My favorite video games during this time period were mostly from Sierra On-Line; among them the King’s Quest franchise designed by genius Roberta Williams, the racy ‘adult’ games of Leisure Suit Larry and the Space Quest/Police Quest franchises. Codename: Iceman was a self-aware slice of Cold War life, but I could never get past the insanely difficult nuclear submarine part.

Of course Lucasfilm Games (now called LucasArts) was also killing it at the time with their point-and-click adventure games; Secret of Monkey Island, Indiana Jones, and Maniac Mansion. Later, X-Wing was a literal game-changer, but I really loved their oft-overlooked WWII flight simulator/action game Secret Weapons of the Luftwaffe.

Origin’s Ultima franchise was making a big impact as well, but I mostly remember being astounded by the well written story and playability of their Wing Commander franchise.
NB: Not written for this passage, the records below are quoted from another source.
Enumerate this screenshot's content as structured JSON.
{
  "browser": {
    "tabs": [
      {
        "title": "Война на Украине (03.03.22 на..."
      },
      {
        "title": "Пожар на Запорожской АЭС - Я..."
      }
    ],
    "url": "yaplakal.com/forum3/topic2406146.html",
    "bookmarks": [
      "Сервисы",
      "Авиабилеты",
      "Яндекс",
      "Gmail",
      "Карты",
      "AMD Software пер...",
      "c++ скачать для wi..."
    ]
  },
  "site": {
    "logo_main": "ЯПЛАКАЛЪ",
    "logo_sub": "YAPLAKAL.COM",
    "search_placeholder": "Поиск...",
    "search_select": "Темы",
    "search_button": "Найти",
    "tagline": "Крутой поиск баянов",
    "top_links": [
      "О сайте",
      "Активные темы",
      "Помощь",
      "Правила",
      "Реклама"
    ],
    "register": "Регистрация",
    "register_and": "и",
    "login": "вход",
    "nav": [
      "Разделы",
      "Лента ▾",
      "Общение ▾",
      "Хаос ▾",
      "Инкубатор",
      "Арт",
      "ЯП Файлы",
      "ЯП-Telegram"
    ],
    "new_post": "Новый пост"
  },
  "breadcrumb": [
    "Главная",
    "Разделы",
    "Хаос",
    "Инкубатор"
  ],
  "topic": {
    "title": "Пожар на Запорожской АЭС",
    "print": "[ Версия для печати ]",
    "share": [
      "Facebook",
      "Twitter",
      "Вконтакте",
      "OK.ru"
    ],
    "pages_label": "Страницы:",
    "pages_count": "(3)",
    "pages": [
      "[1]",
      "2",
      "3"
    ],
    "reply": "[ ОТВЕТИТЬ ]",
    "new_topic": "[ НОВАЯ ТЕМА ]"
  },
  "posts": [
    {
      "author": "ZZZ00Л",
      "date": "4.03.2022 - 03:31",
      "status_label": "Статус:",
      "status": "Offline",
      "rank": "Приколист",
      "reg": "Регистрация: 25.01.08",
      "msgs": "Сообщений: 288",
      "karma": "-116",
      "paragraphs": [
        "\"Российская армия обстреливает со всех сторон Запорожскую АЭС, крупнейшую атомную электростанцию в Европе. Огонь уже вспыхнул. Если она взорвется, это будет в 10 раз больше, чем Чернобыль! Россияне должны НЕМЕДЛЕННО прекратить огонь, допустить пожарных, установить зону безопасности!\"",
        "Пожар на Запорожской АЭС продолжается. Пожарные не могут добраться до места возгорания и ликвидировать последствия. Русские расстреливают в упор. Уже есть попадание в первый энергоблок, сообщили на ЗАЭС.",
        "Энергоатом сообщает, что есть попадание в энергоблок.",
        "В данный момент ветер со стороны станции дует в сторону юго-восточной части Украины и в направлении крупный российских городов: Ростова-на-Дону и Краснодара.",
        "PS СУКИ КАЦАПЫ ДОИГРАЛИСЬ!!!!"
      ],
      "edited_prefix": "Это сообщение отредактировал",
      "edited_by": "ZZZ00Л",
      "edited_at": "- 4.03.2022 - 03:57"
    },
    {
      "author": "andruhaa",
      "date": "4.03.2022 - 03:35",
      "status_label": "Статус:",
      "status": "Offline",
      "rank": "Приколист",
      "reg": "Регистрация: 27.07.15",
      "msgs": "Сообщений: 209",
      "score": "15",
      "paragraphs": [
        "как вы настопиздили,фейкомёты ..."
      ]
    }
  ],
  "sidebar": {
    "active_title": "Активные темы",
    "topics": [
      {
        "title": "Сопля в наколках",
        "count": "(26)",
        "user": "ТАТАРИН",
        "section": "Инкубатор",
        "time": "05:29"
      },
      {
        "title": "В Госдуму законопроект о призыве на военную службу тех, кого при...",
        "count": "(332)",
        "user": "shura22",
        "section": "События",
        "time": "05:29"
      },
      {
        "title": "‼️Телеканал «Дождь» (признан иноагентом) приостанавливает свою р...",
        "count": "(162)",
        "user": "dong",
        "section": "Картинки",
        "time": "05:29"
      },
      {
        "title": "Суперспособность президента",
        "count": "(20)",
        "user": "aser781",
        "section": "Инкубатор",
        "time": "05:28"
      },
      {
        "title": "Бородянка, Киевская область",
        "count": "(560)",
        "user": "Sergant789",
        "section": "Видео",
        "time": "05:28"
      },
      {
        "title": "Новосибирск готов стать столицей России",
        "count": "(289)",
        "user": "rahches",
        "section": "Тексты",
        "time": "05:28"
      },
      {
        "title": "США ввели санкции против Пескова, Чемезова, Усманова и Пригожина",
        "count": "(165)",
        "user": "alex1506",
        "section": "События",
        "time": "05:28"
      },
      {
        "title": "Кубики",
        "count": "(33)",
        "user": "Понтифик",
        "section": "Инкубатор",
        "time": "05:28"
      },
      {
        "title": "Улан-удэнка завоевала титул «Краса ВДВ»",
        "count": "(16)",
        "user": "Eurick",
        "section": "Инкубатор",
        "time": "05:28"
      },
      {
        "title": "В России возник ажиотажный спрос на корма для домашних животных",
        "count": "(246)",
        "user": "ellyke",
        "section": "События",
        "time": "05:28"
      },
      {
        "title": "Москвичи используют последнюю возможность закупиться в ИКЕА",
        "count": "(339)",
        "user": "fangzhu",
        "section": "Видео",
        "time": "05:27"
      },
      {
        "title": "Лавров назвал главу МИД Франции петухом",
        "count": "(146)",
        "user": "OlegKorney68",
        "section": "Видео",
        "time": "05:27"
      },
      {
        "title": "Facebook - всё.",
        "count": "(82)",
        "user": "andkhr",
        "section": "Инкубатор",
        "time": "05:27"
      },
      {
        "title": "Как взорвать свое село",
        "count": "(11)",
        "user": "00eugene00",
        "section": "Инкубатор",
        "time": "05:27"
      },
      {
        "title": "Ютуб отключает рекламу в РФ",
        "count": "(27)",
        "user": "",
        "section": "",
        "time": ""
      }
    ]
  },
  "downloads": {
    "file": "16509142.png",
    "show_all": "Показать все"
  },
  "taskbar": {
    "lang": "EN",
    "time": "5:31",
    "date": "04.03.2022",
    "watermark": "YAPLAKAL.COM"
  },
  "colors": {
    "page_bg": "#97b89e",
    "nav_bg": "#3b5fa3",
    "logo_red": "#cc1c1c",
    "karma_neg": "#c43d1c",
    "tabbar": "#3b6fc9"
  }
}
At the time I had no idea at the time who Richard Garriott was, but would later learn more about the eccentric co-founder of Origin Systems, Inc. and creator of Ultima, “Lord British”. When I lived in Austin, friends would talk about going to his lake house for a party where an unhinged but happy Garriott was dancing about, singing, and tossing reams of old company documents into a bonfire. But I digress…

1337 5P33K

Anyhoo, enough with the early video game nostalgia. The reason I brought it up is these early experiences were instrumental to my becoming acclimated and eventually intimate with the computer as a tool.

Once we moved to Texas in the early nineties, a steady dial-up Internet connection became feasible. Using a blazing 2400 baud modem, I became a habitual Bulletin Board Service6 (BBS) lurker and was introduced to the seedier side of the early Web: unfettered chat rooms where users with subversive screen names traded “WareZ” and communicated in new and cryptic languages (“leet speak”). Alongside questionable trading and outright piracy, the much more altruistic Shareware/freeware7 movement was gloriously coming into its own.

It was this formative experience which enamored me to the Free Open Source Software (FOSS) movement as we know it today.

In middle school I learned Turbo Pascal for an elective class called Comp Lit, (as in literacy!) The Internet as we know it became more accessible at the height of the dial-up era, and I was in the thick of it. Even though I was very young, I sensed the momentousness of events and it was an exciting time.

After BASIC and Turbo Pascal the next logical step was C or Java. However it seemed to be such a daunting skill gap, I hesitated taking the next step. I sometimes wonder how my life would have been had I taken the plunge into the unknown and continued learning programming back then.

Hook ‘em horns

As it turned out my interests at the time lay with my childhood dream of becoming an astronomer, therefore I attended and graduated from the University of Texas at Austin with a double major, Bachelor of Science in Astronomy and a Bachelor of Arts in Astronomy, funny enough.

FORTRAN, or just Fortran as it was later known8, is the language most associated with regards to astronomical calculation programs. It is a fascinating language with a rich history which is still in use in certain places, notably NASA and some financial systems. Unfortunately I did not use FORTRAN directly. The programming languages I had most exposure to during college were MATLAB and LabVIEW.